While her mother imbibes a popular cordial and drifts into oblivion, Moth begins making plans to forge her own way. But before she is quite prepared, Moth’s mother sells her daughter into service with a wealthy woman as a ladies’ maid. Though Mrs. Wentworth is strict and exacting, Moth does her best to acclimate to her new surroundings, eventually unable to please her mistress in even the simplest task. Mrs. Wentworth begins delivering small, vicious punishments that escalate over time to blows, bruises and Moth’s fear for surviving service to this monster. The only way out is to escape. With the assistance of the butler, who exacts a price for his aid, Moth takes to the streets, pawning stolen jewelry until she is once more destitute and alone.
Easy prey for those looking for vulnerable girls, Moth is invited by a friendly young lady to interview for a position in a small, very selective brothel. Miss Everett accepts only certain potential beauties, virgins to be sold to the highest bidder who are in need of “the Virgin’s Cure”. To that end, Moth is fed, clothed, examined by a physician (Dr. Sadie, who takes an interest in her) and given instruction on how to comport oneself in polite society. Moth understands what is expected in return. A life of prostitution is not unexpected to one who grew up on Chrystie Street; at least Miss Everett offers some security and a clean environment.

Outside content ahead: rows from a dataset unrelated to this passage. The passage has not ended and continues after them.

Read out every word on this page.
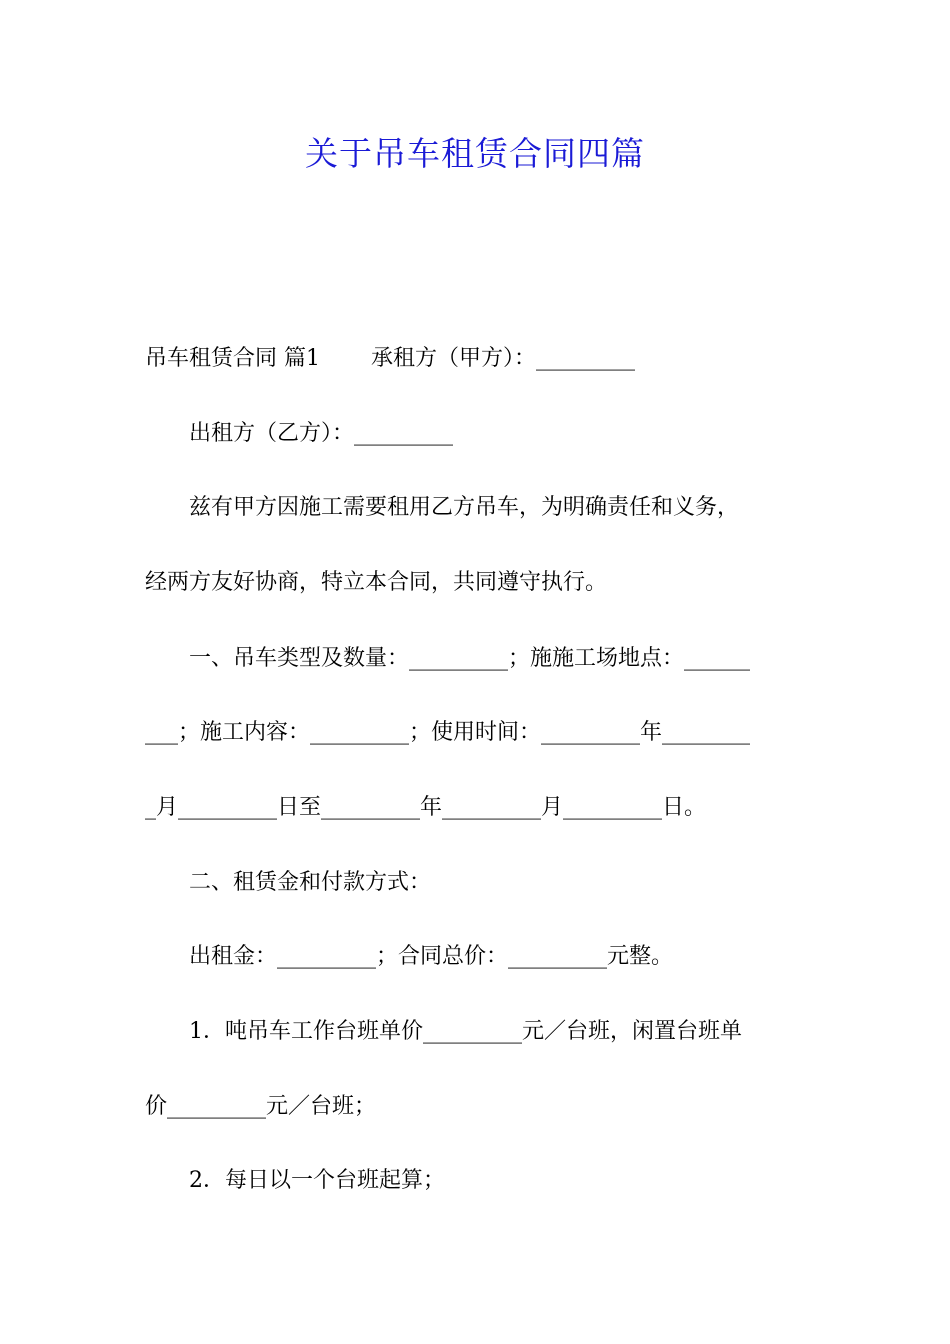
关于吊车租赁合同四篇
吊车租赁合同 篇1　　 承租方（甲方）：_________
　　出租方（乙方）：_________
　　兹有甲方因施工需要租用乙方吊车，为明确责任和义务，
经两方友好协商，特立本合同，共同遵守执行。
　　一、吊车类型及数量：_________；施施工场地点：______
___；施工内容：_________；使用时间：_________年________
_月_________日至_________年_________月_________日。
　　二、租赁金和付款方式：
　　出租金：_________；合同总价：_________元整。
　　1．吨吊车工作台班单价_________元／台班，闲置台班单
价_________元／台班；
　　2．每日以一个台班起算；
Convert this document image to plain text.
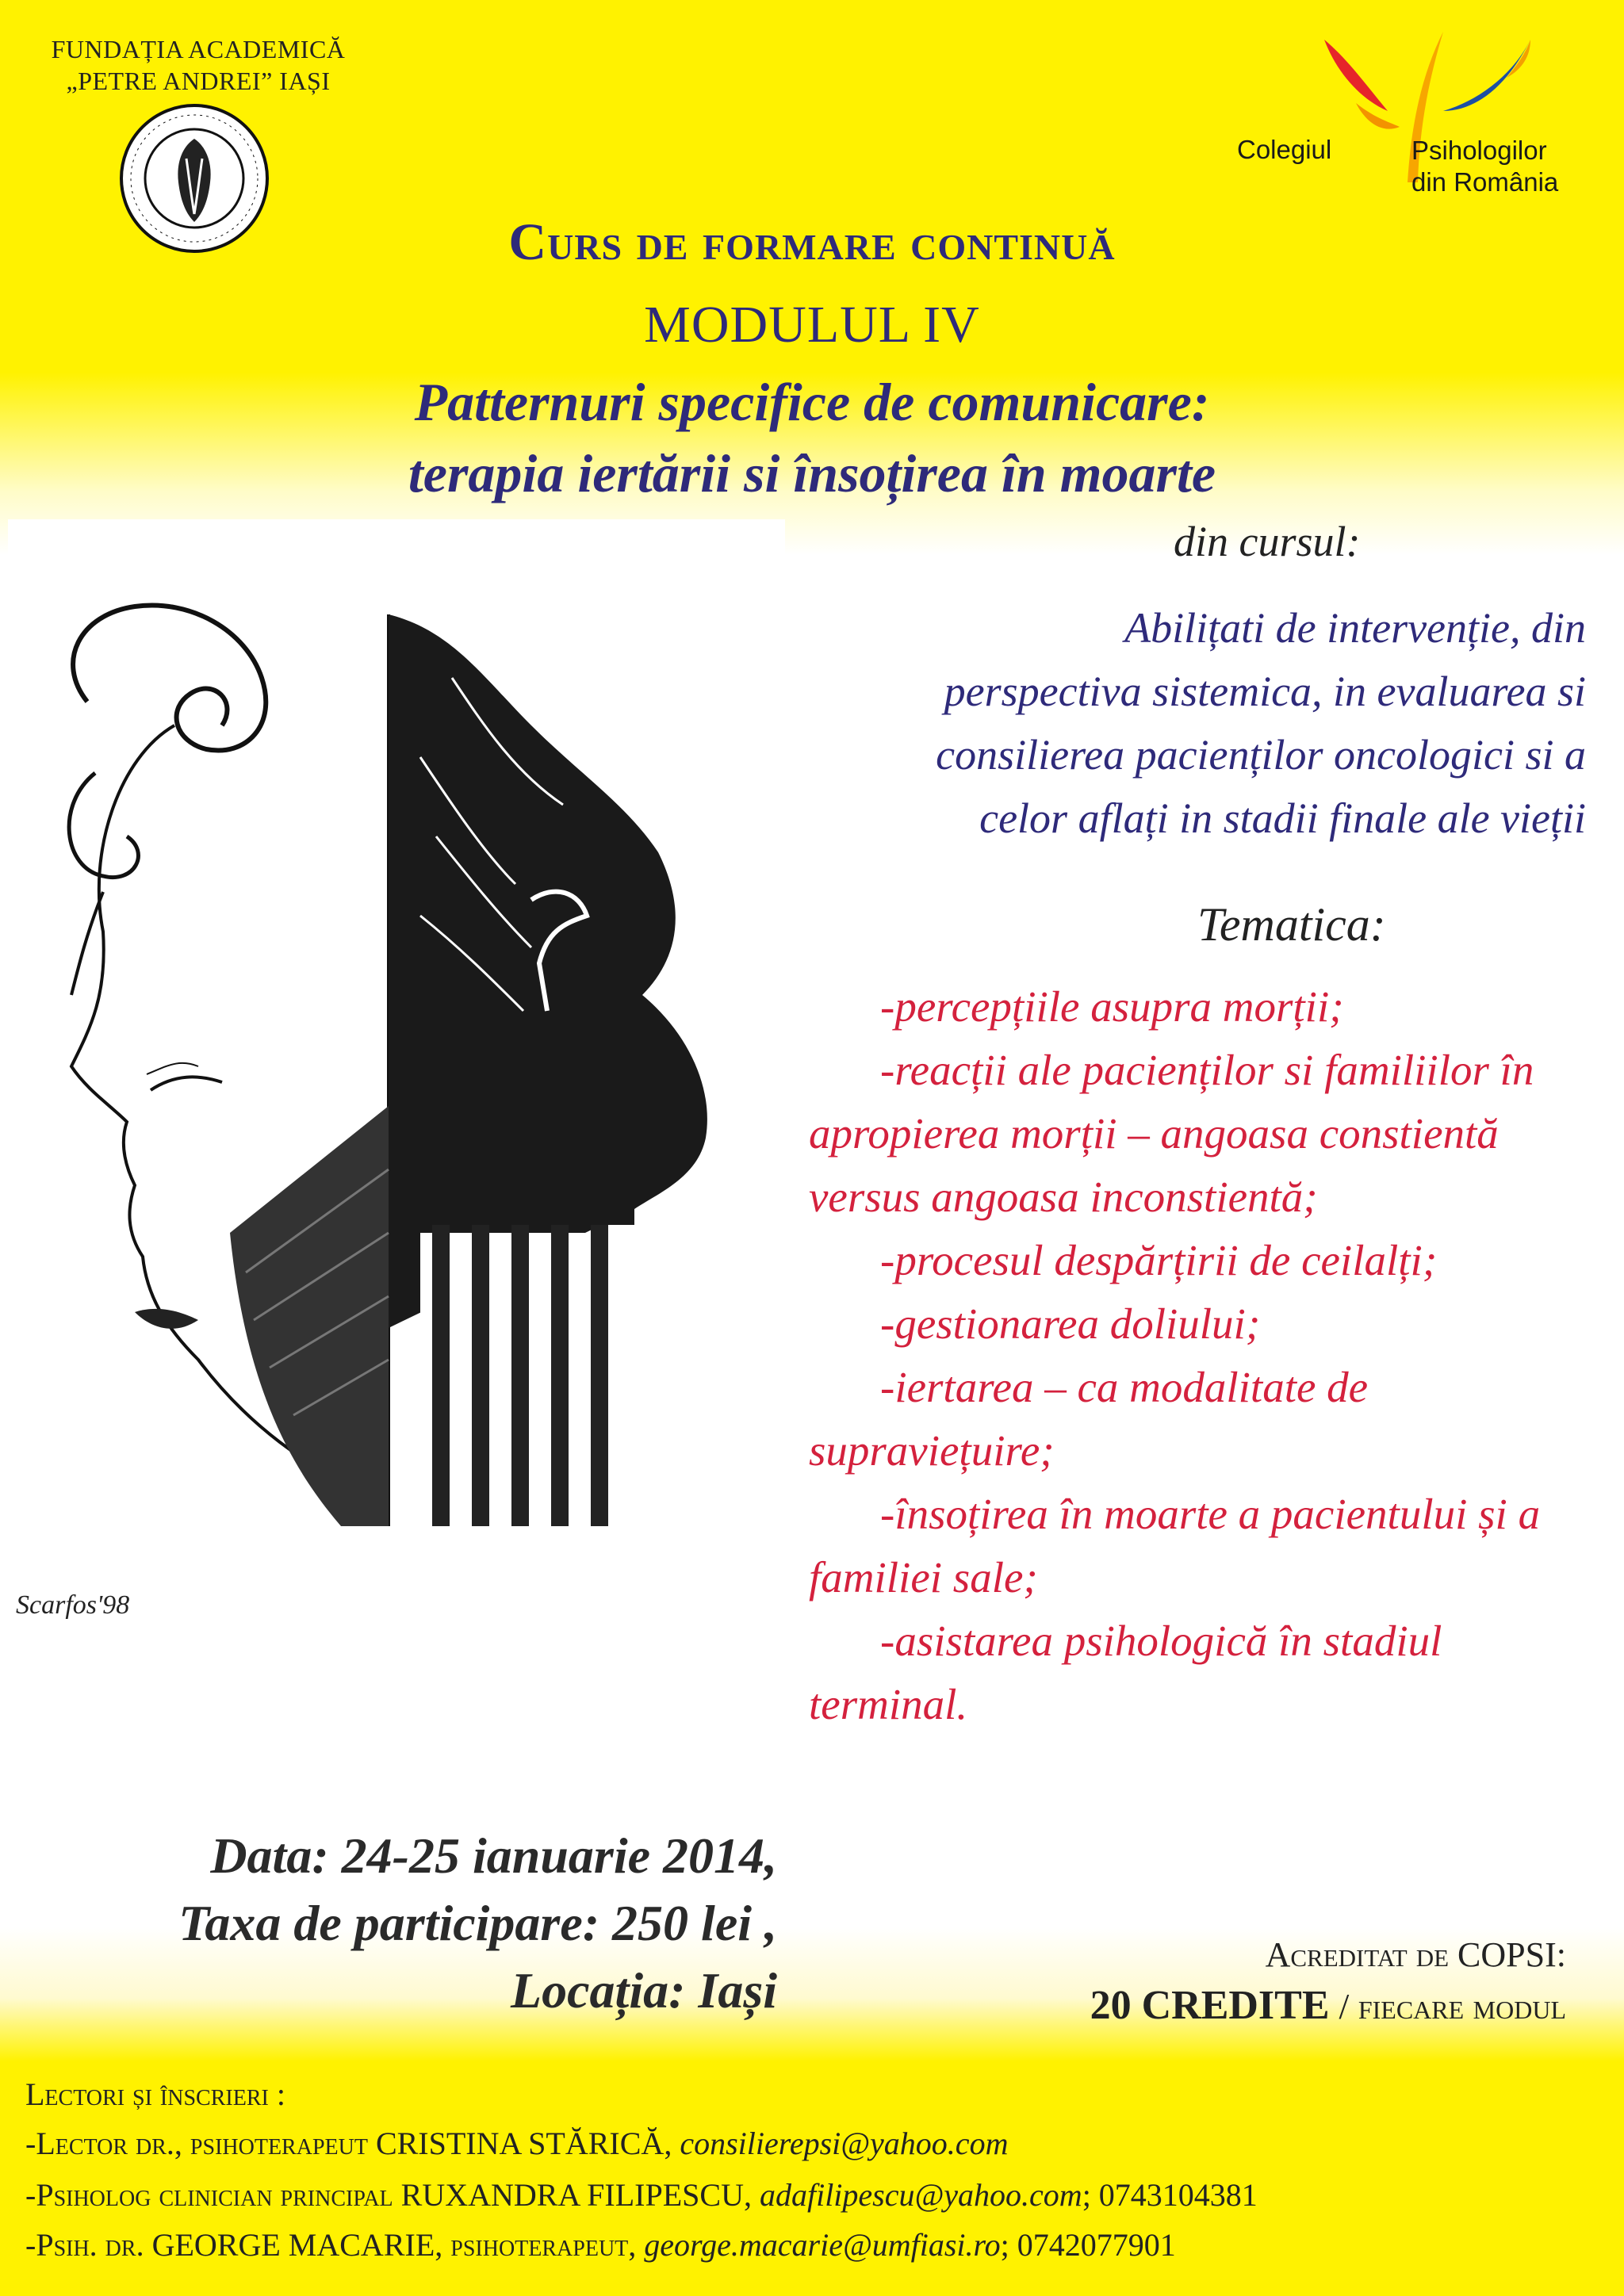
FUNDAȚIA ACADEMICĂ
„PETRE ANDREI” IAȘI
Colegiul	Psihologilor
din România
Curs de formare continuă
MODULUL IV
Patternuri specifice de comunicare:
terapia iertării si însoțirea în moarte
Scarfos'98
din cursul:
Abilițati de intervenție, din
perspectiva sistemica, in evaluarea si
consilierea pacienților oncologici si a
celor aflați in stadii finale ale vieții
Tematica:
-percepțiile asupra morții;
-reacții ale pacienților si familiilor în apropierea morții – angoasa constientă versus angoasa inconstientă;
-procesul despărțirii de ceilalți;
-gestionarea doliului;
-iertarea – ca modalitate de supraviețuire;
-însoțirea în moarte a pacientului și a familiei sale;
-asistarea psihologică în stadiul terminal.
Data: 24-25 ianuarie 2014,
Taxa de participare: 250 lei ,
Locația: Iași
Acreditat de COPSI:
20 CREDITE / fiecare modul
Lectori și înscrieri :
-Lector dr., psihoterapeut CRISTINA STĂRICĂ, consilierepsi@yahoo.com
-Psiholog clinician principal RUXANDRA FILIPESCU, adafilipescu@yahoo.com; 0743104381
-Psih. dr. GEORGE MACARIE, psihoterapeut, george.macarie@umfiasi.ro; 0742077901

Visiting attractions around the city to become more comfortable with appropriate behavior in the company of gentlemen, Moth falls in love with Mr. Dink’s Palace of Illusions. She is, befriended by Mr. Dink and the freaks in the show, who share their hard-earned wisdom. Dr. Sadie tries to tempt Moth from service at Miss Everett’s, but the newly-named Ada Fenwick understands her place in society and the steep price of independence.
Moth’s debut approaches, and with it an opportunity for revenge against the wealthy matron who tortured her. But McKay does her novel a disservice by giving Moth an easy way out of her situation at Miss Everett’s—albeit after her deflowering—an almost-happy ending that puts a false face on what really would have been the fate of such as Moth: the true horrors of exploitation and greed in the city. In her notes, McKay mentions a relative not unlike Dr. Sadie, the woman who inspired this novel. Moth’s character becomes nothing but a vehicle for the novel, only a sample of a future—an appetizer, but not a full course meal. I’m not leaving a tip.